Bonjour. Je viens de voir votre post . J'ai adopté au mois d'avril 2021 une fifille x Braque de 5 ans . Elle est adorable et je suis prête à adopter un autre chien de chasse mâle, l âge m'importe peu même âgé, l'essentiel est qu'il soit OK avec mes enfants de 8 ans . Je suis révoltée de voir toutes ces maltraitances envers le s chiens de chasse (les autres aussi).
Cordialement.

Siff | vendredi 17 décembre 2021

Que dire, devant tant de cruauté...que fait donc notre président? C'est à désespérer !!!!!

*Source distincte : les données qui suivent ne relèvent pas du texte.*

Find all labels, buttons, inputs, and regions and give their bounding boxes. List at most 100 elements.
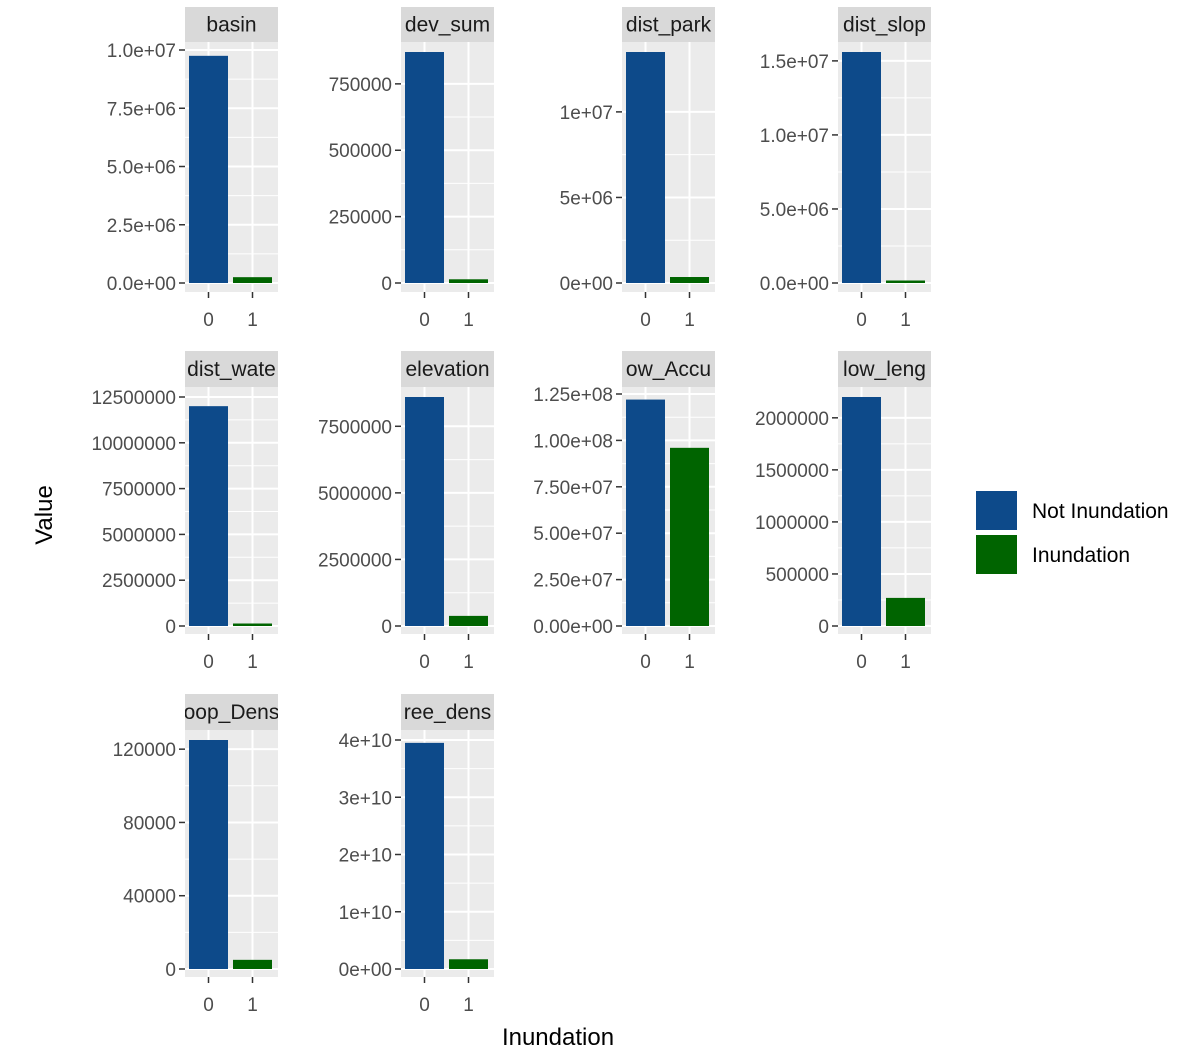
y-tick-label: 1.0e+07 xyxy=(107,41,176,62)
bar-not-inundation xyxy=(842,397,881,626)
y-tick-label: 2500000 xyxy=(102,571,176,592)
facet-strip xyxy=(185,7,278,42)
y-tick-label: 3e+10 xyxy=(339,788,392,809)
facet-strip-label: dist_park xyxy=(626,14,712,37)
legend-label: Inundation xyxy=(1032,544,1130,567)
x-tick-label: 1 xyxy=(684,310,695,331)
bar-inundation xyxy=(670,277,709,283)
facet-strip-label: dist_slop xyxy=(843,14,926,37)
x-tick-label: 0 xyxy=(203,310,214,331)
y-tick-label: 500000 xyxy=(766,565,829,586)
y-tick-label: 5000000 xyxy=(102,525,176,546)
bar-inundation xyxy=(449,279,488,283)
x-tick-label: 1 xyxy=(684,652,695,673)
y-tick-label: 0 xyxy=(818,617,829,638)
bar-not-inundation xyxy=(842,52,881,283)
y-tick-label: 5000000 xyxy=(318,484,392,505)
y-tick-label: 0.0e+00 xyxy=(760,274,829,295)
y-tick-label: 500000 xyxy=(329,141,392,162)
facet-strip xyxy=(185,694,278,730)
legend-label: Not Inundation xyxy=(1032,500,1169,523)
bar-inundation xyxy=(449,615,488,626)
y-tick-label: 7500000 xyxy=(102,480,176,501)
y-tick-label: 1000000 xyxy=(755,513,829,534)
y-tick-label: 40000 xyxy=(123,887,176,908)
x-tick-label: 1 xyxy=(900,652,911,673)
x-tick-label: 0 xyxy=(856,652,867,673)
facet-panel-6: elevation 0 2500000 5000000 7500000 0 1 xyxy=(318,351,494,673)
y-tick-label: 2e+10 xyxy=(339,846,392,867)
facet-strip-label: basin xyxy=(206,14,256,37)
bar-not-inundation xyxy=(405,742,444,969)
y-tick-label: 0.0e+00 xyxy=(107,274,176,295)
y-tick-label: 4e+10 xyxy=(339,731,392,752)
bar-inundation xyxy=(233,623,272,626)
y-tick-label: 1.5e+07 xyxy=(760,52,829,73)
bar-inundation xyxy=(233,959,272,969)
y-tick-label: 7.5e+06 xyxy=(107,99,176,120)
bar-not-inundation xyxy=(189,406,228,626)
facet-strip-label: elevation xyxy=(405,358,489,381)
legend-swatch xyxy=(976,491,1017,530)
y-tick-label: 0 xyxy=(381,274,392,295)
facet-panel-9: oop_Dens 0 40000 80000 120000 0 1 xyxy=(113,694,280,1016)
bar-inundation xyxy=(886,597,925,626)
facet-strip-label: ree_dens xyxy=(404,701,492,724)
y-tick-label: 0e+00 xyxy=(339,960,392,981)
y-tick-label: 0 xyxy=(381,617,392,638)
x-tick-label: 1 xyxy=(463,310,474,331)
y-tick-label: 5e+06 xyxy=(560,188,613,209)
facet-panel-5: dist_wate 0 2500000 5000000 7500000 10000000 1… xyxy=(91,351,278,673)
facet-strip xyxy=(622,7,715,42)
x-axis-title: Inundation xyxy=(502,1024,614,1051)
y-tick-label: 1e+10 xyxy=(339,903,392,924)
x-tick-label: 0 xyxy=(203,995,214,1016)
y-tick-label: 0 xyxy=(165,617,176,638)
facet-panel-10: ree_dens 0e+00 1e+10 2e+10 3e+10 4e+10 0 1 xyxy=(339,694,494,1016)
facet-strip xyxy=(401,351,494,387)
facet-strip xyxy=(401,7,494,42)
x-tick-label: 1 xyxy=(247,652,258,673)
facet-panels: basin 0.0e+00 2.5e+06 5.0e+06 7.5e+06 1.0e+07… xyxy=(91,7,931,1016)
x-tick-label: 0 xyxy=(640,310,651,331)
bar-inundation xyxy=(449,959,488,969)
facet-strip-label: low_leng xyxy=(843,358,926,381)
facet-panel-3: dist_park 0e+00 5e+06 1e+07 0 1 xyxy=(560,7,715,331)
facet-strip xyxy=(185,351,278,387)
y-axis-title: Value xyxy=(31,485,58,545)
x-tick-label: 1 xyxy=(463,995,474,1016)
y-tick-label: 1e+07 xyxy=(560,103,613,124)
y-tick-label: 5.00e+07 xyxy=(533,524,613,545)
bar-inundation xyxy=(670,447,709,626)
facet-panel-1: basin 0.0e+00 2.5e+06 5.0e+06 7.5e+06 1.0e+07… xyxy=(107,7,278,331)
y-tick-label: 250000 xyxy=(329,208,392,229)
facet-strip xyxy=(838,351,931,387)
y-tick-label: 2.5e+06 xyxy=(107,216,176,237)
y-tick-label: 2.50e+07 xyxy=(533,571,613,592)
facet-strip xyxy=(838,7,931,42)
y-tick-label: 0.00e+00 xyxy=(533,617,613,638)
y-tick-label: 1.25e+08 xyxy=(533,385,613,406)
facet-panel-4: dist_slop 0.0e+00 5.0e+06 1.0e+07 1.5e+07 0 1 xyxy=(760,7,931,331)
bar-not-inundation xyxy=(626,399,665,626)
legend-swatch xyxy=(976,535,1017,574)
facet-panel-7: ow_Accu 0.00e+00 2.50e+07 5.00e+07 7.50e+07 1… xyxy=(533,351,715,673)
facet-strip-label: oop_Dens xyxy=(184,701,280,724)
bar-not-inundation xyxy=(626,52,665,283)
x-tick-label: 1 xyxy=(247,995,258,1016)
x-tick-label: 1 xyxy=(247,310,258,331)
facet-panel-2: dev_sum 0 250000 500000 750000 0 1 xyxy=(329,7,494,331)
y-tick-label: 0e+00 xyxy=(560,274,613,295)
y-tick-label: 1500000 xyxy=(755,461,829,482)
bar-not-inundation xyxy=(405,52,444,283)
x-tick-label: 1 xyxy=(463,652,474,673)
x-tick-label: 1 xyxy=(900,310,911,331)
facet-strip xyxy=(401,694,494,730)
facet-strip-label: dev_sum xyxy=(405,14,490,37)
x-tick-label: 0 xyxy=(419,995,430,1016)
bar-not-inundation xyxy=(405,397,444,626)
x-tick-label: 0 xyxy=(640,652,651,673)
legend: Not Inundation Inundation xyxy=(976,491,1169,574)
y-tick-label: 5.0e+06 xyxy=(107,158,176,179)
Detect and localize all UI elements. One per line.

Isaline | vendredi 26 novembre 2021

Pauvres chiens , ils ne méritent pas d'être traités ainsi.
Les chasseurs sont prêt à tout, ils aiment faire souffrir les animaux qu'ils chassent mais aussi leurs chiens!
Ils sont abjects !!

DKR | jeudi 25 novembre 2021

"les nuisibles" voilà bien et uniquement à quoi se résume le meilleur adjectif pour les chasseurs, pauvres types, frustrés du kaki et du fusil et de plus vrais brelles en tir, vu le nombre exponentiel d'accidents chaque année.
La honte et la lie de la société, qu'ils soient campagnards où mondains, ces hors-la-loi ouvrent la porte à la fin de l'évolution du monde.
Ces pleutres, envoyez -es donc plutôt face à de vrais combattants à 2 pattes, où l'équilibre du combat pourra enfin être apprécié...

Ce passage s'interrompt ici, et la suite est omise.